Good humour reigned in the family as we found it.
Though papa Sonderdonck had a bayonet thrust through his neck—he had been in the Garde Civique—and they had already had a battle-royal with the Belgian family who shared the house, they seemed to view the whole situation as a joke. As they had routed their fellow refugees—the latter only spoke Flemish, Madame Van Sonderdonck only French, and an interpreter had to be found to convey mutual abuse—and furthermore obtained in their place the sister-in-law and the two cousins, unaccountably left out of the batch, they had some substantial reasons for satisfaction.
Monsieur and Madame Deens are once more of the heart-rending order. She, a pathetic creature always balanced between tears and smiles, with pale blue eyes under her braided soft brown hair, looks extraordinarily young to be the mother of two strapping children. He is the typical Belgian husband, devoted but grinding.
Our first visit there was painful. Madame Deens was like a bewildered child, and the husband, a stalwart handsome fellow, who had been chief engineer on the railway at Malines, was torn between a very natural indignation at finding himself beggared after years of honest hard work, and bitter anxiety about his wife, who was in the same condition as Madame Van Heyst.
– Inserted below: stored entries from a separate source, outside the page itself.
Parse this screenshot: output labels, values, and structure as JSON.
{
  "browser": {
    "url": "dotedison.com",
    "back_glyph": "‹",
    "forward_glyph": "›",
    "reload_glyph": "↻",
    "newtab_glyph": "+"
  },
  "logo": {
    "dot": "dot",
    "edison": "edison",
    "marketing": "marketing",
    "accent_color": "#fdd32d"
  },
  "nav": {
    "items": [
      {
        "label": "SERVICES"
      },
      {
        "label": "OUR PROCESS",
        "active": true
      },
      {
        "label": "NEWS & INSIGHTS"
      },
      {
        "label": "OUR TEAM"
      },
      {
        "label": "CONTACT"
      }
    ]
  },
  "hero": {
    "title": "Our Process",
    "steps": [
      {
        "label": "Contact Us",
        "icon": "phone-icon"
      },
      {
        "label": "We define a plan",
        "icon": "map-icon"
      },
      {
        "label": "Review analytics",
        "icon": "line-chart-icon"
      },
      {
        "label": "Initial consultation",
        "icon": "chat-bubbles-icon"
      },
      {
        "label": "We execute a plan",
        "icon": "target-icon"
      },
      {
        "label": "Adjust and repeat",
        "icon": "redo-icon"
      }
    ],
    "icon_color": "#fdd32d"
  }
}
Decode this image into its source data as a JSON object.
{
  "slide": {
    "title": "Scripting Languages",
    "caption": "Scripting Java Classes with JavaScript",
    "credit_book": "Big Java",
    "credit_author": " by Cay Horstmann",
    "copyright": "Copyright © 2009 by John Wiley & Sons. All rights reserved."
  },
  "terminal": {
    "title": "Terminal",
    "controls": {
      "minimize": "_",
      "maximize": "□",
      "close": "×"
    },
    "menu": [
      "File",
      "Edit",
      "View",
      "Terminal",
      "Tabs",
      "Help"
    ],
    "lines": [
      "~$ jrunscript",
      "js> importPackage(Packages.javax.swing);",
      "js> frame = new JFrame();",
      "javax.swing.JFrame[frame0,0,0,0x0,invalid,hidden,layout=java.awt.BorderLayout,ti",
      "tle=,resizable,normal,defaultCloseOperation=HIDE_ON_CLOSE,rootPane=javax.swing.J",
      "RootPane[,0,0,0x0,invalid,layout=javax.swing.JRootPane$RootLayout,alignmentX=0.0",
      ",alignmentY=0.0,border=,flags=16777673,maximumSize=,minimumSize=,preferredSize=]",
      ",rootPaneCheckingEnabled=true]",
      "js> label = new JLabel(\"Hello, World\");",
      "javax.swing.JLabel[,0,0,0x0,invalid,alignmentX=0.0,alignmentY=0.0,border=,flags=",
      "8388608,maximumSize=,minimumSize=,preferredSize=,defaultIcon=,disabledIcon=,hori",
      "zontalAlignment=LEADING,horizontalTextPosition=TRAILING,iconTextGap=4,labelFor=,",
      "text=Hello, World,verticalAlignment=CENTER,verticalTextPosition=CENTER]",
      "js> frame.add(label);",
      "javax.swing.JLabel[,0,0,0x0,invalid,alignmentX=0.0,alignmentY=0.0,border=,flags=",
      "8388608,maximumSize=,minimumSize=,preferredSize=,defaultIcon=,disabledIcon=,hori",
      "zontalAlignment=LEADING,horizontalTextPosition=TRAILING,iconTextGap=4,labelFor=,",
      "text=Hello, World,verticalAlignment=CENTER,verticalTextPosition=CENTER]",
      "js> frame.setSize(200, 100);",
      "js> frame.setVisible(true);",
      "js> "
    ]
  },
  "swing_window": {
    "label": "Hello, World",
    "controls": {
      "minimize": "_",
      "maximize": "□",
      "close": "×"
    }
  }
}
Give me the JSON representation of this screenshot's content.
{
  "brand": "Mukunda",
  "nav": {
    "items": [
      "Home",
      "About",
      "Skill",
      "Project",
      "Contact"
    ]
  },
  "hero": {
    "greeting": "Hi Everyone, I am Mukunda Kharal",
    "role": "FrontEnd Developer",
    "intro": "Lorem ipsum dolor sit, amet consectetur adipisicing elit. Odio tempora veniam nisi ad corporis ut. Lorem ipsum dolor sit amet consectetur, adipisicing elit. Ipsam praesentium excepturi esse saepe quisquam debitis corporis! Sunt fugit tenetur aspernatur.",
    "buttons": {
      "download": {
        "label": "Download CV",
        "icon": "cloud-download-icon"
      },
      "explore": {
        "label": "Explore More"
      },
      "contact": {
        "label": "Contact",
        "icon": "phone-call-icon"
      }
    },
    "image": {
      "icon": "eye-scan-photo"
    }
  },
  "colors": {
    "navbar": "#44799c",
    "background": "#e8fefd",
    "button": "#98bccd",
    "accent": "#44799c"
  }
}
He beckoned us outside the cottage to tell us in a tragic whisper that he had good reason to believe that “all, all the family of my wife,” her father, mother, and the invalid sister, had been murdered by the Germans; and their farm burned.
“How can I tell her, and she as she is? It will kill her too! And she keeps asking me and asking me! I shall have to tell her!”
The tears rolled down his cheeks. Yet he was a hard man; it galled him to the quick to be employed as a common labourer and receive only seventeen shillings a week.
They had been given a gardener’s house: the most charming, quaint abode. It had an enormous kitchen, with a raftered ceiling, and one long window running the whole length of the room, opening delightfully on the orchard. The walls were all snowy white. He might have made himself very happy in such surroundings for the months of exile, with the consciousness of friends about him, the knowledge of safety and care for the wife in her coming trial, and the splendid healthy air for the children. But Deens was not satisfied.